History of Hine Fellows

Recent Duke University graduates first began working as Fellows with international nongovernmental organizations (NGOs) in 1995. The Hart Fellows Program, part of the Hart Leadership Program at Duke’s Terry Sanford Institute of Public Policy, was initiated and directed by Kirk Felsman, a Duke faculty member and clinical child psychologist who had spent two decades working with NGOs on child policy issues in Latin America, Southeast Asia, and Africa. Under Felsman's direction, the program developed working relationships with humanitarian agencies on five continents.

In 1997 Public Policy Professor Alex Harris, a photographer and founding member of the Center for Documentary Studies (CDS) at Duke, joined Felsman in working with the Hart Leadership Program. With the support of CDS staff members, Harris collaborated with Fellows and their host NGOs on shaping documentary projects into advocacy materials—producing publications, exhibits, and Web sites. As NGOs began to realize the impact of this work, the demand for “documentary fellows” grew.

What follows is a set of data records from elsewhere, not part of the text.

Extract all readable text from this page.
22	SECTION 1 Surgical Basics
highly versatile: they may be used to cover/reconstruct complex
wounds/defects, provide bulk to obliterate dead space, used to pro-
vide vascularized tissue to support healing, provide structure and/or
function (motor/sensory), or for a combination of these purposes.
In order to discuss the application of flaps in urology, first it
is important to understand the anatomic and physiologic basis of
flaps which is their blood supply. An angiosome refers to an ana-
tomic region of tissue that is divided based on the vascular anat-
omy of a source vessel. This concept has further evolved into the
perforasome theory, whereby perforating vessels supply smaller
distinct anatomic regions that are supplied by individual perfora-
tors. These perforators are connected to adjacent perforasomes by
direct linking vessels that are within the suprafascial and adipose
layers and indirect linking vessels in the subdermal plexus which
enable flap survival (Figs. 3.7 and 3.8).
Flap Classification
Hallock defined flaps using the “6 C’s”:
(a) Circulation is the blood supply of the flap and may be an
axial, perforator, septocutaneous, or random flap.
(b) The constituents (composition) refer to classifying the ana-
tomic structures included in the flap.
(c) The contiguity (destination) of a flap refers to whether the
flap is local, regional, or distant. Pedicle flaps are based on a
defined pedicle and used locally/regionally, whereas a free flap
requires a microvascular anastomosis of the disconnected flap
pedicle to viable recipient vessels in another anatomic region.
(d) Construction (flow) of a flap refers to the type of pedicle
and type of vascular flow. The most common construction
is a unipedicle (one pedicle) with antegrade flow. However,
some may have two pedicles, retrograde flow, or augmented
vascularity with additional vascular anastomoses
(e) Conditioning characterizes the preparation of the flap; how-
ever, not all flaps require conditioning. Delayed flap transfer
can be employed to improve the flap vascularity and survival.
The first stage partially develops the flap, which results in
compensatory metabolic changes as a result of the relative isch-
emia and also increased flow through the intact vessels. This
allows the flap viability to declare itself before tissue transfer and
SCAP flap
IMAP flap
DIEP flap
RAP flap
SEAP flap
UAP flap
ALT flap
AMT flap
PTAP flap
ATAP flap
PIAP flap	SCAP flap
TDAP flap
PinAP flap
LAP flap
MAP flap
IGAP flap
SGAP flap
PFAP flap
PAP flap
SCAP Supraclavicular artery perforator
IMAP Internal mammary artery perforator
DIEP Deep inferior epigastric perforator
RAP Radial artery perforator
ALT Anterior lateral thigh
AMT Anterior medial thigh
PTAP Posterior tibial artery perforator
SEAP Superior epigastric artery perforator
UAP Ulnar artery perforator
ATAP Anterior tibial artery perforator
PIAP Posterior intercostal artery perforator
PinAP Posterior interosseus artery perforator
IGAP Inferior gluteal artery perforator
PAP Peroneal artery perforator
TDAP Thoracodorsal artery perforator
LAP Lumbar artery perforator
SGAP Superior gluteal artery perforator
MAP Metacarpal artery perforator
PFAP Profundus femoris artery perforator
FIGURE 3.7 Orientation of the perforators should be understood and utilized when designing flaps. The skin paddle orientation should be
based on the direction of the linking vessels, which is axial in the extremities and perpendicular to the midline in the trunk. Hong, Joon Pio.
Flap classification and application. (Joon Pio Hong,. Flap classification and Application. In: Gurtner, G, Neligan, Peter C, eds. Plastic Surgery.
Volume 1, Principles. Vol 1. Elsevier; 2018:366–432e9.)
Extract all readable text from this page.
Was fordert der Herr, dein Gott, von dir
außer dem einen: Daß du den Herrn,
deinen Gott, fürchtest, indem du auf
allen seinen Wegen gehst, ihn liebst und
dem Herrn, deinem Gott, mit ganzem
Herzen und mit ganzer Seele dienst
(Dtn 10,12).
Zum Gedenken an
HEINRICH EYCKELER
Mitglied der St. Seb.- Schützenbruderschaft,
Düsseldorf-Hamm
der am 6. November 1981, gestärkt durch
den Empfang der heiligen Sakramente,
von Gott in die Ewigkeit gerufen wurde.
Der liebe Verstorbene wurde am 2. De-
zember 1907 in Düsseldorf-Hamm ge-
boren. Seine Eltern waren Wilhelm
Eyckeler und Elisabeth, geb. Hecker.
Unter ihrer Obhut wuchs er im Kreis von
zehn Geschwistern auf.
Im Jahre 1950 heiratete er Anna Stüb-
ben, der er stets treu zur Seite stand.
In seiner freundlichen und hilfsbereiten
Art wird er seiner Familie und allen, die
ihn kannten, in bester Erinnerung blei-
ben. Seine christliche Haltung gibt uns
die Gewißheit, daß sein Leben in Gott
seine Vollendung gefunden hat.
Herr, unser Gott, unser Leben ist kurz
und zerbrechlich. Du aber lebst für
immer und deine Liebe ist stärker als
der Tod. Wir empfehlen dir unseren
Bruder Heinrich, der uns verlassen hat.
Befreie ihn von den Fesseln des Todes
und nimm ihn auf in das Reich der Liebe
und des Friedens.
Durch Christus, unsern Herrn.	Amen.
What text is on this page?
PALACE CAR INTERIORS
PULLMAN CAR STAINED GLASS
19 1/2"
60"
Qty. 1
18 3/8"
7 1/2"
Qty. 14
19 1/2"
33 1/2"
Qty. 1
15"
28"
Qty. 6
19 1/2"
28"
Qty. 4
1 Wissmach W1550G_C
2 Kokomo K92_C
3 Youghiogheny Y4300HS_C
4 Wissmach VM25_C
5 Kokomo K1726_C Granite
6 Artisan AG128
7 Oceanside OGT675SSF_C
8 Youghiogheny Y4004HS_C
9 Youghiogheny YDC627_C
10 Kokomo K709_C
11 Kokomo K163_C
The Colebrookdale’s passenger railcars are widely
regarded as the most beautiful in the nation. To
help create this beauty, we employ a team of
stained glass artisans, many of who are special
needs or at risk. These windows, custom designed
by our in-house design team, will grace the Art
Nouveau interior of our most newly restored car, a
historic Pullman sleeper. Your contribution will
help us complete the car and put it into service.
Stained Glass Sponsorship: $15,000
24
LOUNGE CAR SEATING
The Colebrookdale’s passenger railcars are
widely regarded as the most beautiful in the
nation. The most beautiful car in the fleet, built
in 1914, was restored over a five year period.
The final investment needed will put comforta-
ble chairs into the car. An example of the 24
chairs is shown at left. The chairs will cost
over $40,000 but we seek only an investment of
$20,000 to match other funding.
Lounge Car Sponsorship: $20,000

In response to this burgeoning interest, Felsman and Harris collaborated with CDS, long a leader in the documentary field, to found the Lewis Hine Documentary Fellows Program. Established in 2002, the program provides teaching, training, and fellowship opportunities to socially motivated young adults with documentary interests and experience. In addition to sponsoring and disseminating the documentary work produced by Hine Fellows, the Hine Program has also worked with selected former Hart Fellows to publish and disseminate their documentary work. In 2002-2003, the Hine Program sent out its first Fellows to organizations in Egypt and South Africa.